8.11.25 — Monstrous Women
The most fragile and beautiful of art forms has become a monster. Make that “Monstrous Beauty,” in what the Met calls “a feminist revision of Chinoiserie,” but women themselves keep getting in the way, through August 17.
Lee Bul is among them, just as she prepares to leave her niche on the Met’s façade, and the whole heads for the Lehman wing, just months after Tibetan mandals. But does it rescue women’s art for women or write them off as less than spiritual? Are they Asian art or European? What century is this anyway? They may have unleashed a monster.
To be sure, even fine porcelain can get out of hand, and the Rococo made that a virtue. Along with flouncy clothes and depicted gardens, it became the very art of excess in the hands of Jean Antoine Watteau, Jean Honoré Fragonard, and François Boucher—who took it from Rococo to revolution. How fitting that the Met’s exhibition comes just as the Frick Collection reopens to the public. To be sure, too, critics have looked to its sources in trade with the East, if not outright seizure. They have asked as well how the decorative arts served as a label for the display of wealth. It allowed its dismissal as less as less than fine art, better suited to China and women.
Monstrous, perhaps, but not half as monstrous as enormous porcelain filling the Lehman wing to overflow. Yeesookyung takes its two-story atrium for gilded fragments in dark colors. The surrounding halls include a handful of other contemporary Asian and Asian American artists, set amid a larger show of a more gilded age. There, too, context is everything, and paintings reinforce the role of decorative arts in defining a portrait sitter’s character for James McNeill Whistler or the transience of existence for Dutch still life. His interior could almost be a knock-off of “Whistler’s mother,” but with darker shadows. Either way, Chinoiserie Chinoiserie she values lies everywhere in the background.
Is it truly monstrous, though, and are the monsters women? The Met has a fondness for embedding contemporaries amid past art, to show history’s relevance, as with Tibetan mandalas last year in the very same space. It sells, but if anything it upstages the past. Looking for a proper history of Chinoiserie, Asian or European, and what set it apart? The work scoots casually across centuries of fans, mirrors, tapestries and tea sets, in no particular order, with carvings and castings almost entirely by men, as one might expect. A collage from 1929 by Mariana Brandt throws Anna Mae Wong, the Hollywood actress, but much has nothing at all to do with Asia.
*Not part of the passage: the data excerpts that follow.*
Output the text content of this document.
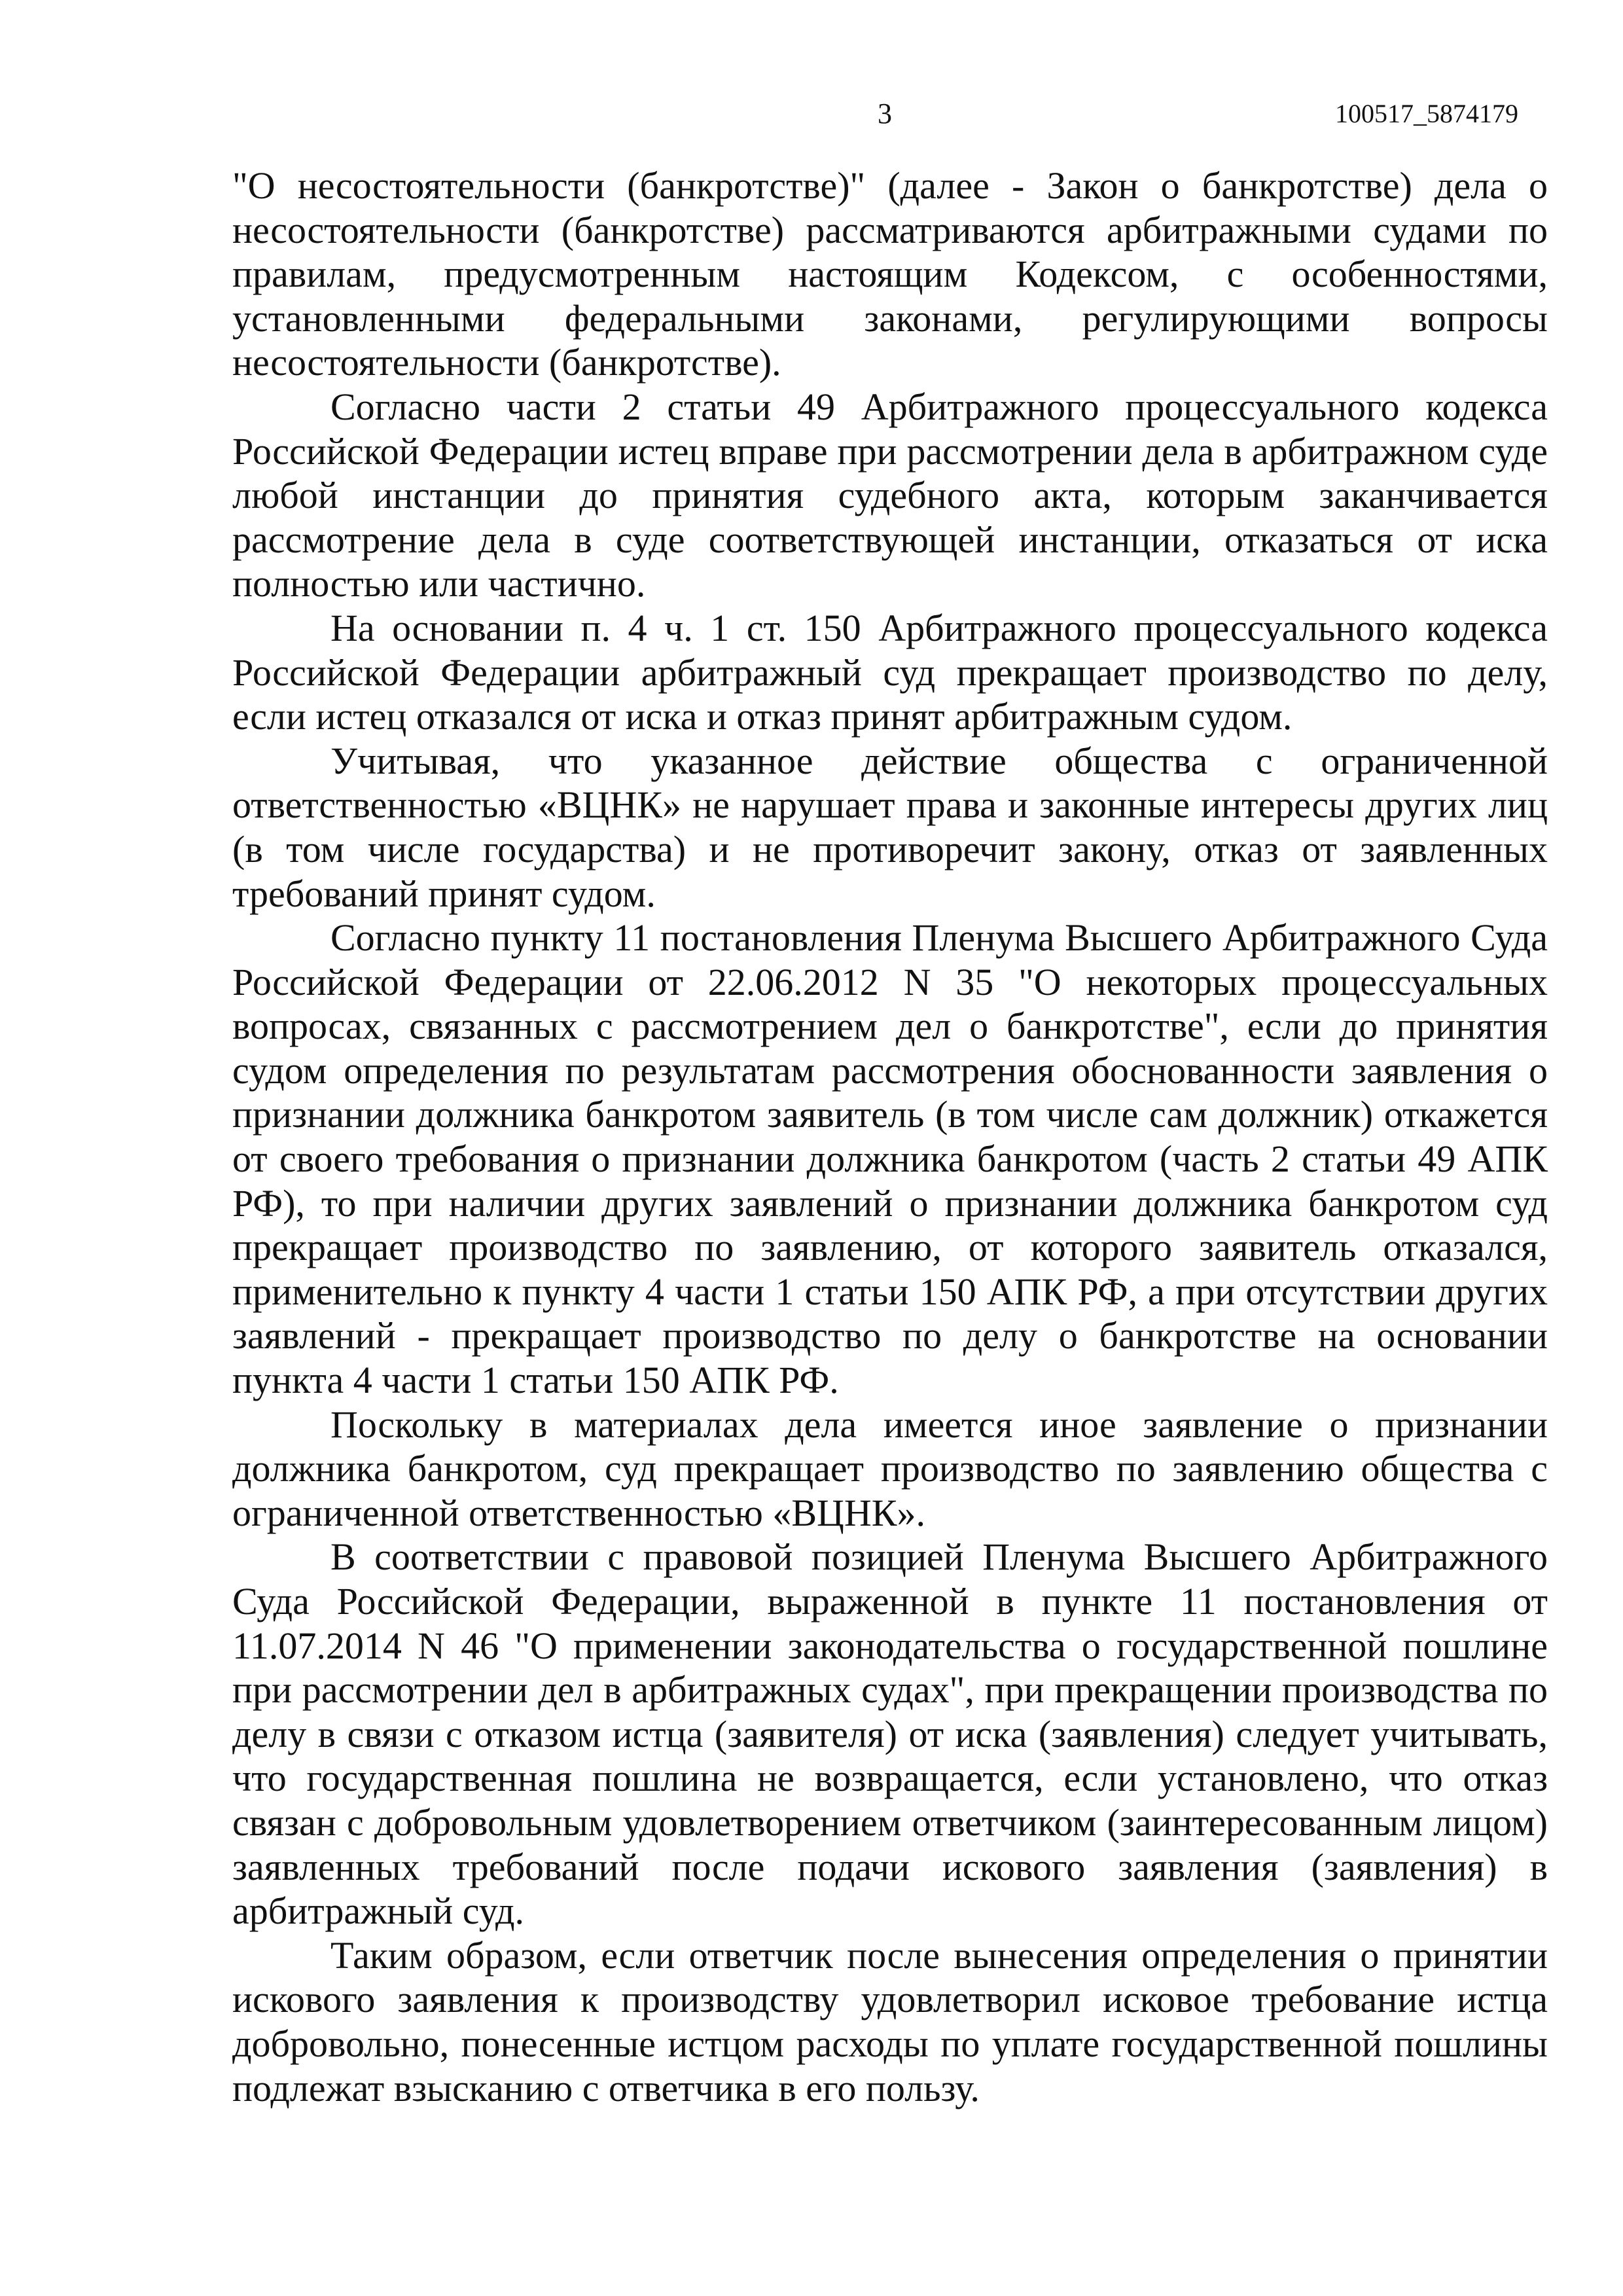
3	100517_5874179

"О несостоятельности (банкротстве)" (далее - Закон о банкротстве) дела о несостоятельности (банкротстве) рассматриваются арбитражными судами по правилам, предусмотренным настоящим Кодексом, с особенностями, установленными федеральными законами, регулирующими вопросы несостоятельности (банкротстве).

Согласно части 2 статьи 49 Арбитражного процессуального кодекса Российской Федерации истец вправе при рассмотрении дела в арбитражном суде любой инстанции до принятия судебного акта, которым заканчивается рассмотрение дела в суде соответствующей инстанции, отказаться от иска полностью или частично.

На основании п. 4 ч. 1 ст. 150 Арбитражного процессуального кодекса Российской Федерации арбитражный суд прекращает производство по делу, если истец отказался от иска и отказ принят арбитражным судом.

Учитывая, что указанное действие общества с ограниченной ответственностью «ВЦНК» не нарушает права и законные интересы других лиц (в том числе государства) и не противоречит закону, отказ от заявленных требований принят судом.

Согласно пункту 11 постановления Пленума Высшего Арбитражного Суда Российской Федерации от 22.06.2012 N 35 "О некоторых процессуальных вопросах, связанных с рассмотрением дел о банкротстве", если до принятия судом определения по результатам рассмотрения обоснованности заявления о признании должника банкротом заявитель (в том числе сам должник) откажется от своего требования о признании должника банкротом (часть 2 статьи 49 АПК РФ), то при наличии других заявлений о признании должника банкротом суд прекращает производство по заявлению, от которого заявитель отказался, применительно к пункту 4 части 1 статьи 150 АПК РФ, а при отсутствии других заявлений - прекращает производство по делу о банкротстве на основании пункта 4 части 1 статьи 150 АПК РФ.

Поскольку в материалах дела имеется иное заявление о признании должника банкротом, суд прекращает производство по заявлению общества с ограниченной ответственностью «ВЦНК».

В соответствии с правовой позицией Пленума Высшего Арбитражного Суда Российской Федерации, выраженной в пункте 11 постановления от 11.07.2014 N 46 "О применении законодательства о государственной пошлине при рассмотрении дел в арбитражных судах", при прекращении производства по делу в связи с отказом истца (заявителя) от иска (заявления) следует учитывать, что государственная пошлина не возвращается, если установлено, что отказ связан с добровольным удовлетворением ответчиком (заинтересованным лицом) заявленных требований после подачи искового заявления (заявления) в арбитражный суд.

Таким образом, если ответчик после вынесения определения о принятии искового заявления к производству удовлетворил исковое требование истца добровольно, понесенные истцом расходы по уплате государственной пошлины подлежат взысканию с ответчика в его пользу.
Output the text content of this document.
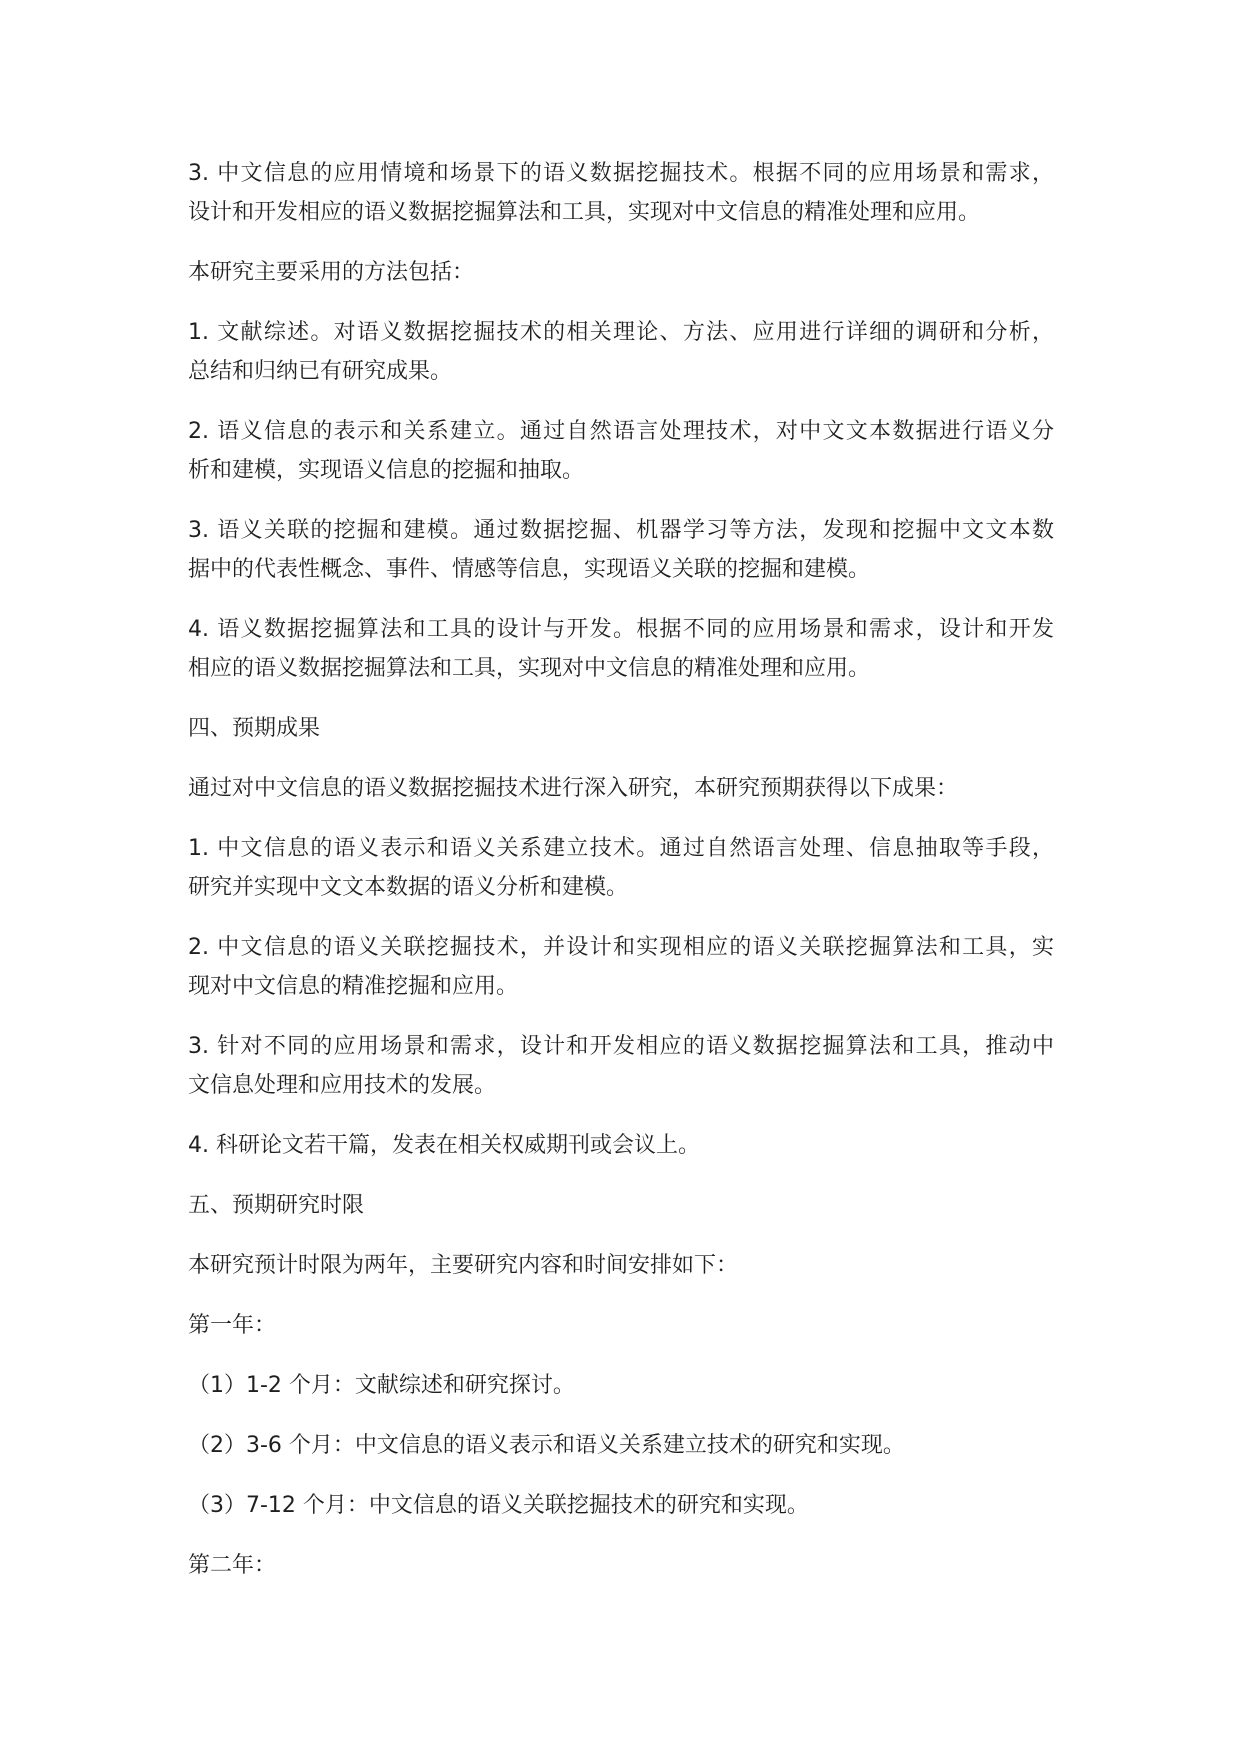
3. 中文信息的应用情境和场景下的语义数据挖掘技术。根据不同的应用场景和需求，
设计和开发相应的语义数据挖掘算法和工具，实现对中文信息的精准处理和应用。

本研究主要采用的方法包括：

1. 文献综述。对语义数据挖掘技术的相关理论、方法、应用进行详细的调研和分析，
总结和归纳已有研究成果。

2. 语义信息的表示和关系建立。通过自然语言处理技术，对中文文本数据进行语义分
析和建模，实现语义信息的挖掘和抽取。

3. 语义关联的挖掘和建模。通过数据挖掘、机器学习等方法，发现和挖掘中文文本数
据中的代表性概念、事件、情感等信息，实现语义关联的挖掘和建模。

4. 语义数据挖掘算法和工具的设计与开发。根据不同的应用场景和需求，设计和开发
相应的语义数据挖掘算法和工具，实现对中文信息的精准处理和应用。

四、预期成果

通过对中文信息的语义数据挖掘技术进行深入研究，本研究预期获得以下成果：

1. 中文信息的语义表示和语义关系建立技术。通过自然语言处理、信息抽取等手段，
研究并实现中文文本数据的语义分析和建模。

2. 中文信息的语义关联挖掘技术，并设计和实现相应的语义关联挖掘算法和工具，实
现对中文信息的精准挖掘和应用。

3. 针对不同的应用场景和需求，设计和开发相应的语义数据挖掘算法和工具，推动中
文信息处理和应用技术的发展。

4. 科研论文若干篇，发表在相关权威期刊或会议上。

五、预期研究时限

本研究预计时限为两年，主要研究内容和时间安排如下：

第一年：

（1）1-2 个月：文献综述和研究探讨。

（2）3-6 个月：中文信息的语义表示和语义关系建立技术的研究和实现。

（3）7-12 个月：中文信息的语义关联挖掘技术的研究和实现。

第二年：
Why, too, these contemporaries? They include ridiculously ornate porcelain towers by Heidi Lau and Lee Bul, with limbs like writhing snakes. Others, though, appear solely for their take on Asian women. Lau calls hers Anchored the Path of Unknowing, but the curator, Iris Moon, seems awfully knowing. Women’s art, she argues, can only be monstrous because so are stereotypes of women, when they are not simply effeminate. They are queens, mothers, starlets, shoppers, cyborgs, and little more.
One might dismiss women as shoppers, but cyborgs? (Mothers have their own issues.) The show itself points to other roles, as gossips over the tea table or as temptresses from the ocean’s deep. That goes back to the very birth of European literature in Homer, and here they are again on video for Jen Liu, in The Land at the Bottom of the Sea. Candice Lin has her salon, while Jennifer Ling Datchuk plays on narcissism with mirrors, one sprouting hair, and Patty Chang leans into herself on video as well. Arlene Shechet might have entered for her own ceramics, but then they would not be monsters.
They do, though, make a good case for monsters in contemporary art. Chang also spoons melons out of her left breast, and she may have suffered the most at that. Her bare white table could pass for a surgical bed awaiting its next patient or, given its holes, an instrument of torture awaiting straps. It may take a moment to recognize it as a work of art. There is a role for Chinoiserie in defining beauty, but the torture is real. Blame it on your mother.